Keeper of Secrets πŸ™Š

She was only a girl when the curtain lifted, when her eyes caught the slip of his hand, the curve of another woman’s smile, the truth he thought was hidden in shadows.

The air went cold that night.
Her chest ached with questions she could never speak. She wanted to scream, but the walls of her home were built from his rules, and she knew the cost of breaking them.

If she told, he would leave. She saw it in the way he shut doors too hard, in the way his temper sparked like a match just waiting for a flame.

If she told, he would hate her.
Not himself, never himself. Just the child who pulled the string, the one who shattered the illusion he worked so hard to keep polished.

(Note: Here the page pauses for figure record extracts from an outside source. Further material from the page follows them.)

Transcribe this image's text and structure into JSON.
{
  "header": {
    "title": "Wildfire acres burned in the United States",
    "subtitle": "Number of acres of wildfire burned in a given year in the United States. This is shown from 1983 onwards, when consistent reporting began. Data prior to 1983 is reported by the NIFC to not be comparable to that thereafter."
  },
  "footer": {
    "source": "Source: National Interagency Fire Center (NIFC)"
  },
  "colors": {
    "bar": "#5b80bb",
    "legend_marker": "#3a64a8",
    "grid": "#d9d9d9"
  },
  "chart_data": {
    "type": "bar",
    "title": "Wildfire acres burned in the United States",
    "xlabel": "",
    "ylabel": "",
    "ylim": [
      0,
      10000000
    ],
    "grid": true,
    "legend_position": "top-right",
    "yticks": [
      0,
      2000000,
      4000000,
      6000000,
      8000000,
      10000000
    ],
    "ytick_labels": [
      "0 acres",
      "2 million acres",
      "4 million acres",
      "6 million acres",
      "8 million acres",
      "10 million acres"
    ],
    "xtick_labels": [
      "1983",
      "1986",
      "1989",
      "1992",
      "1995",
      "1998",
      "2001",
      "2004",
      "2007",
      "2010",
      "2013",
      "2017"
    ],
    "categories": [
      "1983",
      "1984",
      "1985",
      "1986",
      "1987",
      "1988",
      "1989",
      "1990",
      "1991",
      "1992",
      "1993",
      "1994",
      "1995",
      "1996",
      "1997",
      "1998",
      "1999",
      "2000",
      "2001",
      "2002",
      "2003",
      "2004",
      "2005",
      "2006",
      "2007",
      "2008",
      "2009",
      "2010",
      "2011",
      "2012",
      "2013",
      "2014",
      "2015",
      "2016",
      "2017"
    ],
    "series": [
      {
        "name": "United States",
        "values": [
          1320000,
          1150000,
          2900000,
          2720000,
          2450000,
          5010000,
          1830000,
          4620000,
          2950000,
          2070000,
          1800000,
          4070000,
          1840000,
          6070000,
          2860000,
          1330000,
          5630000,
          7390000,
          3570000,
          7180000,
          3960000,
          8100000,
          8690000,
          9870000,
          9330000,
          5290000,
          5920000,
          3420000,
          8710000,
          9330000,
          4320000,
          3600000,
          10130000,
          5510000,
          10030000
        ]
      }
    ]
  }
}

If she told, everyone would turn against her. Her mother’s face would harden, family whispers would curl like smoke, and she would stand trial for his betrayal, as though the truth was hers to carry.

So she buried it.

Tucked it deep beneath her ribs,
a secret heavy as stone
pressing against her lungs with every breath.

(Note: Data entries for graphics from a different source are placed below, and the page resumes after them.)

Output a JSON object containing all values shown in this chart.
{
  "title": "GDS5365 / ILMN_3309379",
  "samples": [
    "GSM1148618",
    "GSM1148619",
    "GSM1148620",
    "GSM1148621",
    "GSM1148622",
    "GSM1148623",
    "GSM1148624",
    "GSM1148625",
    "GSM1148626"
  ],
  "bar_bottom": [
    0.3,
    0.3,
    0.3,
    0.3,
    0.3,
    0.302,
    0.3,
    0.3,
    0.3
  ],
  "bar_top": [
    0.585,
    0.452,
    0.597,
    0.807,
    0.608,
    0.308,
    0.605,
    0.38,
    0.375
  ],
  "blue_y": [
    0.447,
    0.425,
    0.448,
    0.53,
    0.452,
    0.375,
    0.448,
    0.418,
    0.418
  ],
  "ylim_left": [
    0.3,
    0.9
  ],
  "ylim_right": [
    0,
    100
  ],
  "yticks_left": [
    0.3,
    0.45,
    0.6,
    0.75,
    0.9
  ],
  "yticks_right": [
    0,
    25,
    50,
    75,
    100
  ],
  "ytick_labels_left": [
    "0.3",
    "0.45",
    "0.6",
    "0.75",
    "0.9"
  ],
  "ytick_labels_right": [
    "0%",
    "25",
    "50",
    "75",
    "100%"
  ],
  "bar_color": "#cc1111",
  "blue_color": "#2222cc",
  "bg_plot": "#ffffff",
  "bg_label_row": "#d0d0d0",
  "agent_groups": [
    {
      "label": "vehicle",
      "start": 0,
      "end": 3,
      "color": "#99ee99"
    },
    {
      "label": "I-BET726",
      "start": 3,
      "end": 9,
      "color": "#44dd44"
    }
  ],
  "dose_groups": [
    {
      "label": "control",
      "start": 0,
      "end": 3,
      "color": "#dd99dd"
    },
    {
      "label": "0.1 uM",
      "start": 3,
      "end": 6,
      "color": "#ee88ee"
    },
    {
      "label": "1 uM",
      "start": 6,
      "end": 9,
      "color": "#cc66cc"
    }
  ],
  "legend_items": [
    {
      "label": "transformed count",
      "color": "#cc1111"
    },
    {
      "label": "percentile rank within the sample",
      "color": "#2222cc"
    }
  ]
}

She learned to smile through it.
But her laughter cracked at the edges. She learned to hug him still. But her arms stiffened, wooden,
like she was holding a stranger
wearing her father’s skin.

And each night, she rehearsed the words in her mind:

"I saw you. I know."

But the words never escaped her lips. They curdled in her throat,
bitter and burning,
reminding her that silence was safer than being abandoned.

He thought he was hiding a sin.
He never knew he was building a cage; placing his daughter inside it.

Now, when she looks at him,
she sees two men: the father who once carried her on his shoulders, and the man who taught her that truth can cost love.

And in that cruel lesson, the daughter became a keeper of secrets that were never hers to hold.